The project would utilize manufacturing and shipping facilities in South Jersey: The 200-acre “wind port” in Salem County, from which the state would ship out wind turbine components to the rest of the country; and the $250 million manufacturing facility for the wind turbines, based in Camden County along the Delaware River.
“New Jersey has been sitting on a gold mine of offshore wind that has been untapped off the Shore,” reads a statement from Doug O’Malley, who heads Environment New Jersey. “Offshore wind is our best bet to power our state’s economy with clean energy and reduce our climate and air pollution from our power sector.”
The state agency estimated that the completed project would power 1.15 million homes, on top of the 500,000 homes that could be powered under the existing Ocean Wind project.

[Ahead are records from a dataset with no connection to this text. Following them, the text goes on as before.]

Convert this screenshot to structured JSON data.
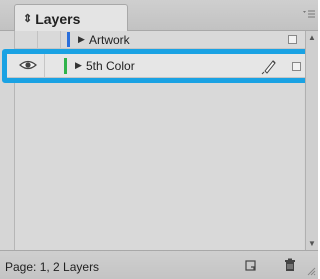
{
  "panel": {
    "tab_title": "Layers",
    "tab_chevron": "⇕",
    "menu_icon": "menu-icon"
  },
  "layers": [
    {
      "name": "Artwork",
      "color": "#2a6fdb",
      "visible": false,
      "selected": false
    },
    {
      "name": "5th Color",
      "color": "#2fb34a",
      "visible": true,
      "selected": true
    }
  ],
  "status": {
    "text": "Page: 1, 2 Layers"
  },
  "colors": {
    "selection_outline": "#1aa2e3",
    "panel_bg": "#d6d6d6"
  }
}
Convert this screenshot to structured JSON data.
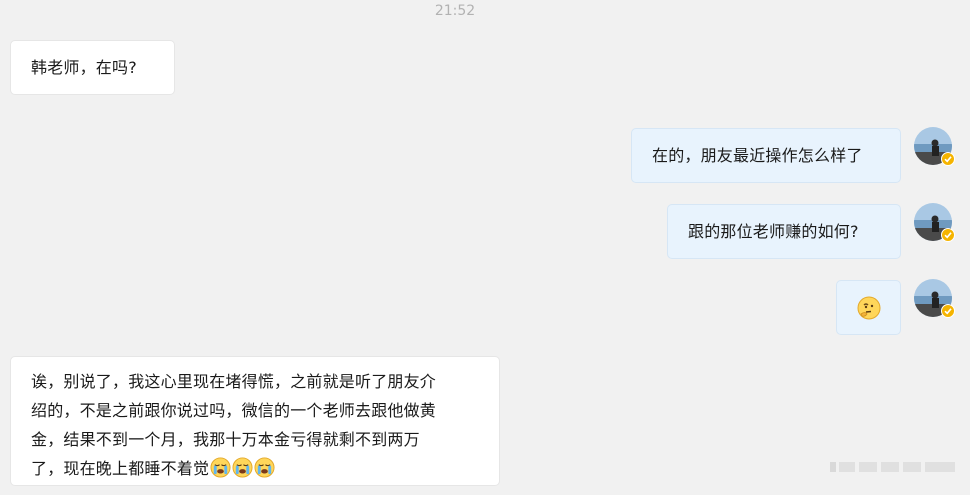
{
  "timestamp": "21:52",
  "messages": [
    {
      "direction": "incoming",
      "text": "韩老师，在吗?"
    },
    {
      "direction": "outgoing",
      "text": "在的，朋友最近操作怎么样了"
    },
    {
      "direction": "outgoing",
      "text": "跟的那位老师赚的如何?"
    },
    {
      "direction": "outgoing",
      "emoji": "thinking-face-emoji"
    },
    {
      "direction": "incoming",
      "lines": [
        "诶，别说了，我这心里现在堵得慌，之前就是听了朋友介",
        "绍的，不是之前跟你说过吗，微信的一个老师去跟他做黄",
        "金，结果不到一个月，我那十万本金亏得就剩不到两万",
        "了，现在晚上都睡不着觉"
      ],
      "trailing_emojis": [
        "crying-face-emoji",
        "crying-face-emoji",
        "crying-face-emoji"
      ]
    }
  ],
  "colors": {
    "background": "#f1f1f1",
    "incoming_bubble": "#ffffff",
    "outgoing_bubble": "#e8f3fd",
    "verified_badge": "#f5b400"
  },
  "icons": [
    "avatar-photo",
    "verified-badge-icon"
  ]
}
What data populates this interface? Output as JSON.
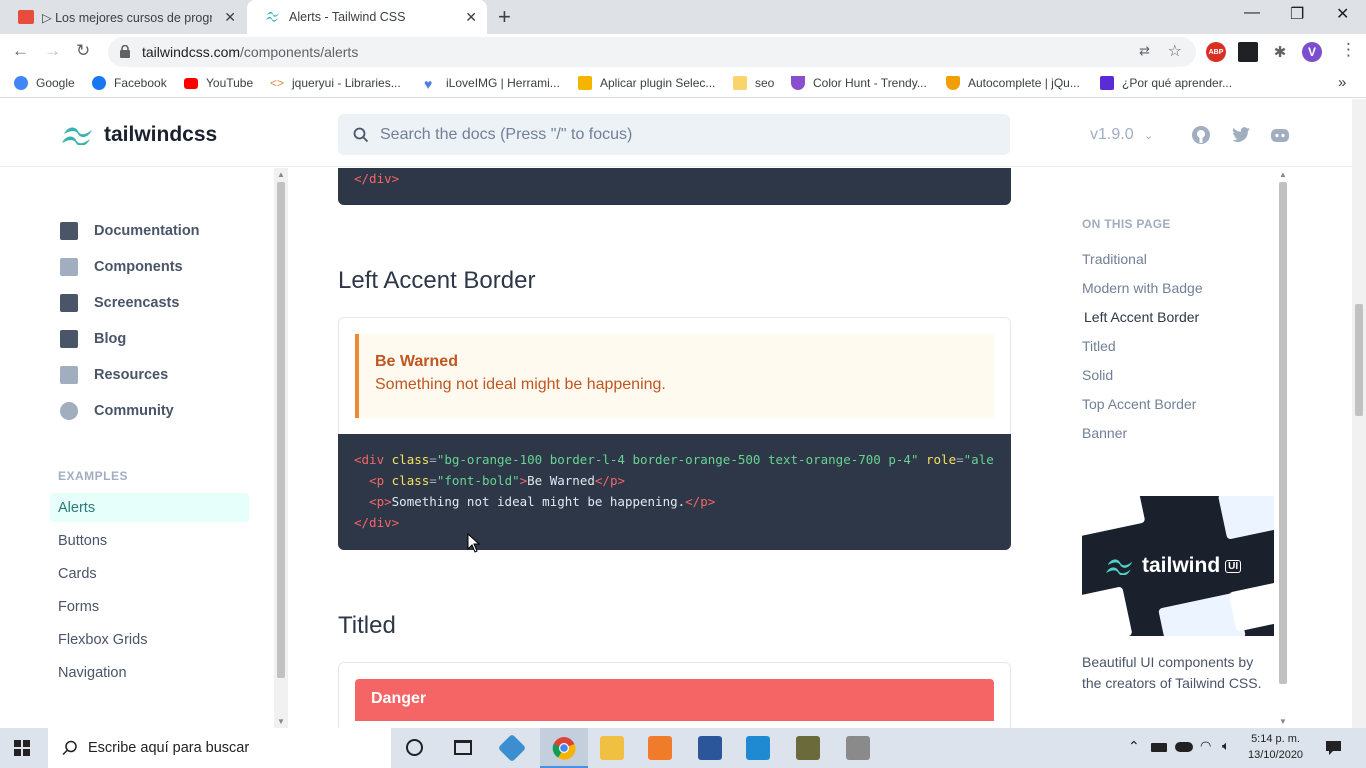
{
  "browser": {
    "tabs": [
      {
        "label": "▷ Los mejores cursos de program"
      },
      {
        "label": "Alerts - Tailwind CSS"
      }
    ],
    "new_tab": "+",
    "window_controls": {
      "minimize": "—",
      "restore": "❐",
      "close": "✕"
    },
    "url_host": "tailwindcss.com",
    "url_path": "/components/alerts",
    "profile_initial": "V",
    "bookmarks": [
      {
        "label": "Google",
        "color": "#4285f4"
      },
      {
        "label": "Facebook",
        "color": "#1877f2"
      },
      {
        "label": "YouTube",
        "color": "#ff0000"
      },
      {
        "label": "jqueryui - Libraries...",
        "color": "#e08a3c"
      },
      {
        "label": "iLoveIMG | Herrami...",
        "color": "#4a7fe0"
      },
      {
        "label": "Aplicar plugin Selec...",
        "color": "#f4b400"
      },
      {
        "label": "seo",
        "color": "#f9d36b"
      },
      {
        "label": "Color Hunt - Trendy...",
        "color": "#8a4fcf"
      },
      {
        "label": "Autocomplete | jQu...",
        "color": "#f29f05"
      },
      {
        "label": "¿Por qué aprender...",
        "color": "#5b2bd6"
      }
    ],
    "more_bookmarks": "»"
  },
  "site": {
    "logo_text": "tailwindcss",
    "search_placeholder": "Search the docs (Press \"/\" to focus)",
    "version": "v1.9.0"
  },
  "sidebar": {
    "nav": [
      {
        "label": "Documentation"
      },
      {
        "label": "Components"
      },
      {
        "label": "Screencasts"
      },
      {
        "label": "Blog"
      },
      {
        "label": "Resources"
      },
      {
        "label": "Community"
      }
    ],
    "examples_heading": "EXAMPLES",
    "examples": [
      {
        "label": "Alerts",
        "active": true
      },
      {
        "label": "Buttons"
      },
      {
        "label": "Cards"
      },
      {
        "label": "Forms"
      },
      {
        "label": "Flexbox Grids"
      },
      {
        "label": "Navigation"
      }
    ]
  },
  "main": {
    "top_code_tail": "</div>",
    "section_left_accent": {
      "title": "Left Accent Border",
      "alert_title": "Be Warned",
      "alert_body": "Something not ideal might be happening.",
      "code": {
        "line1_tag": "div",
        "line1_class_attr": "class",
        "line1_class_val": "bg-orange-100 border-l-4 border-orange-500 text-orange-700 p-4",
        "line1_role_attr": "role",
        "line1_role_val": "ale",
        "line2_tag": "p",
        "line2_class_attr": "class",
        "line2_class_val": "font-bold",
        "line2_text": "Be Warned",
        "line3_tag": "p",
        "line3_text": "Something not ideal might be happening.",
        "line4_close": "</div>"
      }
    },
    "section_titled": {
      "title": "Titled",
      "alert_title": "Danger"
    }
  },
  "on_this_page": {
    "heading": "ON THIS PAGE",
    "items": [
      {
        "label": "Traditional"
      },
      {
        "label": "Modern with Badge"
      },
      {
        "label": "Left Accent Border",
        "current": true
      },
      {
        "label": "Titled"
      },
      {
        "label": "Solid"
      },
      {
        "label": "Top Accent Border"
      },
      {
        "label": "Banner"
      }
    ],
    "ad_logo_text": "tailwind",
    "ad_badge": "UI",
    "ad_text": "Beautiful UI components by the creators of Tailwind CSS."
  },
  "taskbar": {
    "search_placeholder": "Escribe aquí para buscar",
    "time": "5:14 p. m.",
    "date": "13/10/2020"
  },
  "colors": {
    "alert_bg": "#fffaf0",
    "alert_border": "#ed8936",
    "alert_text": "#c05621",
    "danger_bg": "#f56565",
    "code_bg": "#2d3748",
    "active_example_bg": "#e6fffa",
    "brand": "#38b2ac"
  }
}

We want to build a whole new industry and the jobs and economic opportunity that comes with it.
– NJBPU Commissioner Bob Gordon
Construction, development and operation of the new offshore wind site could employ 7,000 area residents in the near future and entail $3.5 billion of local spending, according to an NJBPU statement.
Approval of both projects, suggested NJBPU staffer Jim Ferris, could wield greater environmental and economic benefits “than any single award.”
“The Murphy administration wants New Jersey to be the hub of the offshore,” NJBPU Commissioner Bob Gordon said during the meeting. “We want to build a whole new industry and the jobs and economic opportunity that comes with it.”
All five commissioners voted in favor of both projects, but Board Commissioner Dianne Solomon said neither applicant properly addressed the potential added costs on electricity bills for years to come.
“Wind energy is expensive,” she said. “It is our hope this larger solicitation would result in a lower… price. That was not so… New Jersey cannot afford to further decrease its tax and ratepayer base by being a cost-prohibitive place to live and do business.”
Editor’s note: This story was updated at 8:04 a.m. EST on July 1, 2021, to include remarks from Orsted North America.